De la bouche même de Michel Fourcade, c’est environ 40% de la population qui change tous les 6 ans. Aucun bilan sur la qualité, médiocre voire pire, des logements récemment livrés sur la ville. Un exemple emblématique étant la résidence des Maraichers au sud de la ville où des problèmes structurels d’humidité pourrissent des logements. Aucun mot non plus sur la prolifération des logements étudiants, nouvel eldorado pour investisseurs immobiliers. Des logements prévus pour accueillir des étudiants mais dont un nombre – qui reste à déterminer – accueille en fait des familles, aggravant le problème de sur-occupation des écoles.
Surtout aucun mot sur la dégradation de l’habitat pavillonnaire, livré aux marchands de sommeil qui divisent les pavillons pour encore une fois exploiter des familles précaires, lorsqu’ils ne font pas purement et simplement de la location au matelas ! Le document aborde brièvement le permis de louer mais ne parle pas du permis de diviser, absolument indispensable pour lutter contre les marchands de sommeil... et pour cause : ni Saint-Denis, ni Pierrefitte ne s’en sont doté !
Le sport, la culture ?
R. P. Il est vrai que la ville de Pierrefitte investit depuis longtemps dans le sport.
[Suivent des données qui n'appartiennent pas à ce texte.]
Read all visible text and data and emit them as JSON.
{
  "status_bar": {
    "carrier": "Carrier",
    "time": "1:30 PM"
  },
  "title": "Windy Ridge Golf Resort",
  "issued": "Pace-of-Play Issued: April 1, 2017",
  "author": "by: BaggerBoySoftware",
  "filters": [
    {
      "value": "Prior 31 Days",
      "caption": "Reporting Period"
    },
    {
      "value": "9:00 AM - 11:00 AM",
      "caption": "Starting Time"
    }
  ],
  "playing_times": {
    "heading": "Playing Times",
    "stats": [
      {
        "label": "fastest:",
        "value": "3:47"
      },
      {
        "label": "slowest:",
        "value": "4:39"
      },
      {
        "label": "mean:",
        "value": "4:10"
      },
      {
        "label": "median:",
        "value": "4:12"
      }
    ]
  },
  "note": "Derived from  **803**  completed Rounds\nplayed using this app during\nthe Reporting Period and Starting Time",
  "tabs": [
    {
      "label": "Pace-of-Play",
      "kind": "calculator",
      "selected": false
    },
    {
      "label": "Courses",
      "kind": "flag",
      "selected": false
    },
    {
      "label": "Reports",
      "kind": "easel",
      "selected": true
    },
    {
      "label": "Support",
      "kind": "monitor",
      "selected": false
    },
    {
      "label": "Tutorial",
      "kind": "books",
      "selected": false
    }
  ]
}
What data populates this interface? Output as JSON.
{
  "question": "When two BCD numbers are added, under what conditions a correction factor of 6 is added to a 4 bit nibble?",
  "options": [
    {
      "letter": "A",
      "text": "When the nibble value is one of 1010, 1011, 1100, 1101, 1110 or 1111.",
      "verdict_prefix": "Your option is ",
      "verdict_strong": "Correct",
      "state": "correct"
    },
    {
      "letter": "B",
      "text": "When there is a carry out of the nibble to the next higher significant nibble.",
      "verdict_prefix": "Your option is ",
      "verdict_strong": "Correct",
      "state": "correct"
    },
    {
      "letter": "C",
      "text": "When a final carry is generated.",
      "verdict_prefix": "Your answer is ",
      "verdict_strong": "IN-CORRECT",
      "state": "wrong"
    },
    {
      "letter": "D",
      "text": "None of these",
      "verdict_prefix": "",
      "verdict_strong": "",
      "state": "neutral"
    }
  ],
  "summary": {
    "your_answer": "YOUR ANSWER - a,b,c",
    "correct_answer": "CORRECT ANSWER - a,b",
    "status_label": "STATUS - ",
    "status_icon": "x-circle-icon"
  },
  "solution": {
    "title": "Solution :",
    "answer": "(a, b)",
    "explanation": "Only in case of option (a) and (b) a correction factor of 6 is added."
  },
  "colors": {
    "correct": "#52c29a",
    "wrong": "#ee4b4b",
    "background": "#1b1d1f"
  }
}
Le soutien, notamment financier aux associations sportives, est réel.
Néanmoins ce bilan pêche encore par absence de données chiffrées.
Combien de licenciés dans les différentes associations et pour quel montant de subvention ? Et surtout quelles évolutions ?
Aucune action phare sur la santé dans le document et rien sur l’aspect sport-santé pourtant primordial dans une société envahie par les écrans et où la sédentarité fait de plus en plus de ravage chez les jeunes. Si la politique municipale ne permet pas d’augmenter le nombre de jeunes pratiquant du sport, elle se limite alors à de l’affichage autour de quelques athlètes de très haut niveau qui ne sont malheureusement que des arbres qui cachent la forêt.
Qu’en est-il de la fréquentation de la piscine dont les élus d’opposition ont maintes fois demandé en vain les chiffres ?
L’absence de critères quantitatifs, notamment la fréquentation des évènements culturels municipaux, fait que la politique culturelle relève de l’affichage. La Maison du Peuple est souvent aux 3/4 vides lors des spectacles externes à la ville, malgré la qualité de la programmation. Il y a un réel travail auprès des écoliers mais qui n’est pas suffisamment poursuivi pour inciter les familles, malgré des prix très abordables (5€ la place) à venir assister aux spectacles. Les élus sont d’ailleurs loin de montrer l’exemple !
On tait le fait bien entendu que le conservatoire de Pierrefitte est resté de longs mois sans direction à cause de la fusion et on précise le nombre actuel d’élèves du conservatoire sans donner de chiffres des années précédentes pour voir la tendance.
Pour finir et épargner le lecteur de l’ensemble des 48 pages, quels éléments te semblent nécessaires de souligner ?
R. P. La gestion de la vie associative a été et demeure un vrai souci. Les subventions accordées par la ville ont fait l’objet de nombreuses discussions animées en conseil municipal. Et pour cause : les montants octroyés, parfois très conséquents, n’étaient pas toujours à la hauteur de « l’intérêt général ». Ainsi, plusieurs associations – sportives souvent – ont vu leurs subventions bondir à l’approche des élections de 2020 et leurs dirigeants être élus auprès de Michel Fourcade au cours de ces mêmes élections. Une association a même fait le pot lors du meeting de clôture de campagne du maire, candidat lors des élections départementales.
Pour couronner le tout, les élus d’opposition n’ont jamais été associés à la commission chargée d’étudier les dossiers de subvention et de proposer les montants.
Ce mélange des genres et cette opacité n’est pas tolérable ni pour la démocratie ni pour la vitalité du mouvement associatif.